Theta-Induced Diffusion on Tate Elliptic Curves over Non-Archimedean Local Fields
Patrick Erik Bradley
TL;DR
This work develops diffusion operators on Tate elliptic curves over non-archimedean local fields, constructing an $L^2$-type operator $\mathcal{H}_\theta$ from a theta-function kernel using the invariant measure $|\omega|$ and proving a Berkovich-analytic analogue. The spectrum of the diffusion is purely discrete, comprising a finite part from a $v(q)$-dimensional circle-structure and an infinite Kozyrev-wavelet part, and a corresponding heat equation yields a Markov process on the rational points.
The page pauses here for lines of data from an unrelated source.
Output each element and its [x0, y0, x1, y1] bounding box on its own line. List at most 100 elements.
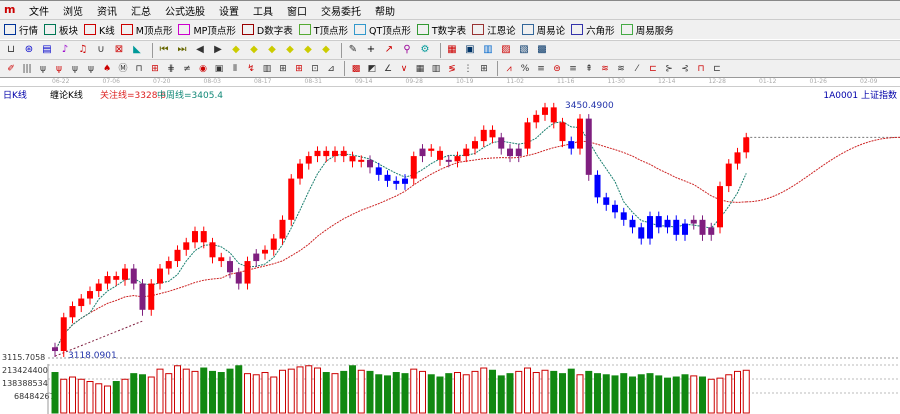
chart-tool-icon[interactable]: ♪ — [61, 44, 69, 55]
drawing-tool-icon[interactable]: ≶ — [448, 63, 456, 74]
chart-tool-icon[interactable]: ◆ — [304, 44, 312, 55]
drawing-tool-icon[interactable]: ⊓ — [135, 63, 143, 74]
chart-tool-icon[interactable]: ▶ — [214, 44, 222, 55]
drawing-tool-icon[interactable]: ⋕ — [167, 63, 175, 74]
toolbar-button[interactable]: 板块 — [44, 23, 78, 37]
drawing-tool-icon[interactable]: ψ — [40, 63, 46, 74]
menu-item[interactable]: 浏览 — [63, 6, 83, 18]
drawing-tool-icon[interactable]: % — [520, 63, 530, 74]
chart-tool-icon[interactable]: ⏮ — [159, 44, 169, 55]
menu-item[interactable]: 帮助 — [375, 6, 395, 18]
drawing-tool-icon[interactable]: ≡ — [537, 63, 545, 74]
drawing-tool-icon[interactable]: ⁄ — [636, 63, 638, 74]
menu-item[interactable]: 资讯 — [97, 6, 117, 18]
indicator-name[interactable]: 缠论K线 — [50, 91, 83, 101]
drawing-tool-icon[interactable]: ⊓ — [697, 63, 705, 74]
drawing-tool-icon[interactable]: ⊞ — [480, 63, 488, 74]
drawing-tool-icon[interactable]: ⊞ — [279, 63, 287, 74]
candle-body — [384, 174, 391, 181]
drawing-tool-icon[interactable]: ◩ — [367, 63, 377, 74]
chart-tool-icon[interactable]: ◣ — [133, 44, 141, 55]
drawing-tool-icon[interactable]: ⋮ — [463, 63, 473, 74]
menu-item[interactable]: 汇总 — [131, 6, 151, 18]
menu-item[interactable]: 设置 — [219, 6, 239, 18]
chart-tool-icon[interactable]: ◀ — [196, 44, 204, 55]
drawing-tool-icon[interactable]: ⊜ — [553, 63, 561, 74]
drawing-tool-icon[interactable]: ψ — [88, 63, 94, 74]
chart-tool-icon[interactable]: ⏭ — [177, 44, 187, 55]
chart-tool-icon[interactable]: ▧ — [519, 44, 529, 55]
toolbar-button[interactable]: K线 — [84, 23, 115, 37]
menu-item[interactable]: 交易委托 — [321, 6, 361, 18]
chart-tool-icon[interactable]: ◆ — [286, 44, 294, 55]
drawing-tool-icon[interactable]: ⊰ — [681, 63, 689, 74]
chart-tool-icon[interactable]: ♫ — [78, 44, 88, 55]
drawing-tool-icon[interactable]: ⩘ — [506, 63, 512, 74]
candlestick-chart[interactable] — [0, 87, 900, 414]
drawing-tool-icon[interactable]: ⊞ — [295, 63, 303, 74]
toolbar-button[interactable]: T顶点形 — [298, 23, 348, 37]
chart-tool-icon[interactable]: ∪ — [97, 44, 105, 55]
drawing-tool-icon[interactable]: ≋ — [601, 63, 609, 74]
drawing-tool-icon[interactable]: ψ — [72, 63, 78, 74]
drawing-tool-icon[interactable]: ▥ — [431, 63, 441, 74]
drawing-tool-icon[interactable]: Ⓜ — [118, 63, 128, 74]
chart-tool-icon[interactable]: ⚲ — [403, 44, 411, 55]
chart-tool-icon[interactable]: ◆ — [232, 44, 240, 55]
chart-tool-icon[interactable]: + — [366, 44, 376, 55]
drawing-tool-icon[interactable]: ⊿ — [327, 63, 335, 74]
chart-tool-icon[interactable]: ▩ — [537, 44, 547, 55]
chart-tool-icon[interactable]: ⚙ — [420, 44, 430, 55]
chart-tool-icon[interactable]: ◆ — [250, 44, 258, 55]
drawing-tool-icon[interactable]: ⊞ — [151, 63, 159, 74]
drawing-tool-icon[interactable]: ⫴ — [233, 63, 237, 74]
drawing-tool-icon[interactable]: ◉ — [199, 63, 207, 74]
toolbar-button[interactable]: 六角形 — [571, 23, 615, 37]
toolbar-button[interactable]: 周易论 — [521, 23, 565, 37]
drawing-tool-icon[interactable]: ≡ — [569, 63, 577, 74]
drawing-tool-icon[interactable]: ✐ — [7, 63, 15, 74]
chart-tool-icon[interactable]: ▣ — [465, 44, 475, 55]
drawing-tool-icon[interactable]: ||| — [22, 63, 32, 74]
drawing-tool-icon[interactable]: ∨ — [400, 63, 408, 74]
chart-tool-icon[interactable]: ▨ — [501, 44, 511, 55]
menu-item[interactable]: 文件 — [29, 6, 49, 18]
chart-tool-icon[interactable]: ⊛ — [24, 44, 34, 55]
drawing-tool-icon[interactable]: ⊱ — [665, 63, 673, 74]
drawing-tool-icon[interactable]: ⊏ — [713, 63, 721, 74]
drawing-tool-icon[interactable]: ∠ — [383, 63, 393, 74]
drawing-tool-icon[interactable]: ⇞ — [585, 63, 593, 74]
menu-item[interactable]: 公式选股 — [165, 6, 205, 18]
toolbar-button[interactable]: T数字表 — [416, 23, 466, 37]
drawing-tool-icon[interactable]: ≋ — [617, 63, 625, 74]
drawing-tool-icon[interactable]: ▦ — [415, 63, 425, 74]
drawing-tool-icon[interactable]: ♠ — [102, 63, 112, 74]
chart-tool-icon[interactable]: ▥ — [483, 44, 493, 55]
toolbar-button[interactable]: MP顶点形 — [178, 23, 236, 37]
chart-tool-icon[interactable]: ✎ — [348, 44, 358, 55]
toolbar-button[interactable]: M顶点形 — [120, 23, 172, 37]
chart-tool-icon[interactable]: ⊔ — [7, 44, 15, 55]
toolbar-button[interactable]: 周易服务 — [620, 23, 674, 37]
drawing-tool-icon[interactable]: ↯ — [247, 63, 255, 74]
drawing-tool-icon[interactable]: ▩ — [351, 63, 361, 74]
drawing-tool-icon[interactable]: ⊏ — [649, 63, 657, 74]
drawing-tool-icon[interactable]: ▥ — [262, 63, 272, 74]
drawing-tool-icon[interactable]: ψ — [56, 63, 62, 74]
chart-tool-icon[interactable]: ▤ — [42, 44, 52, 55]
drawing-tool-icon[interactable]: ≠ — [183, 63, 191, 74]
drawing-tool-icon[interactable]: ⊡ — [311, 63, 319, 74]
menu-item[interactable]: 工具 — [253, 6, 273, 18]
chart-tool-icon[interactable]: ▦ — [447, 44, 457, 55]
period-label[interactable]: 日K线 — [3, 91, 27, 101]
drawing-tool-icon[interactable]: ▣ — [214, 63, 224, 74]
toolbar-button[interactable]: QT顶点形 — [354, 23, 411, 37]
chart-tool-icon[interactable]: ↗ — [384, 44, 394, 55]
chart-tool-icon[interactable]: ⊠ — [114, 44, 124, 55]
chart-tool-icon[interactable]: ◆ — [268, 44, 276, 55]
chart-tool-icon[interactable]: ◆ — [322, 44, 330, 55]
menu-item[interactable]: 窗口 — [287, 6, 307, 18]
toolbar-button[interactable]: 行情 — [4, 23, 38, 37]
toolbar-button[interactable]: 江恩论 — [472, 23, 516, 37]
toolbar-button[interactable]: D数字表 — [241, 23, 293, 37]
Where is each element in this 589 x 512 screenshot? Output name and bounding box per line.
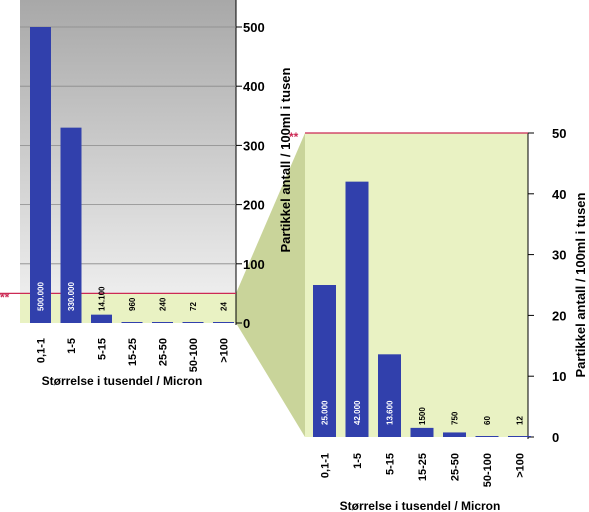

Extending to the Berkovich space via the Monge-Ampère equation and Chambert-Loir measures, the diffusion $\mathcal{H}_{\theta,\sigma}$ retains the same spectrum and induces a diffusion on $E_q^{an}$. Importantly, spectral data encode arithmetic features of the Tate curve, such as 2-torsion and the parity of $v(q)$, establishing a bridge between ultrametric diffusion and Tate-curve arithmetic with potential applications ranging from geometric reconstruction to data analysis in topological settings.
Abstract
A diffusion operator on the $K$-rational points of a Tate elliptic curve $E_q$ is constructed, where $K$ is a non-archimedean local field, as well as an operator on the Berkovich-analytification $E_q^{an}$ of $E_q$. These are integral operators for measures coming from a regular $1$-form, and kernel functions constructed via theta functions. The second operator can be described via certain non-archimedan curvature forms on $E_q^{an}$. The spectra of these self-adjoint bounded operators on the Hilbert spaces of $L^2$-functions are identical and found to consist of finitely many eigenvalues. A study of the corresponding heat equations yields a positive answer to the Cauchy problem, and induced Markov processes on the curve. Finally, some geometric information about the $K$-rational points of $E_q$ is retrieved from the spectrum.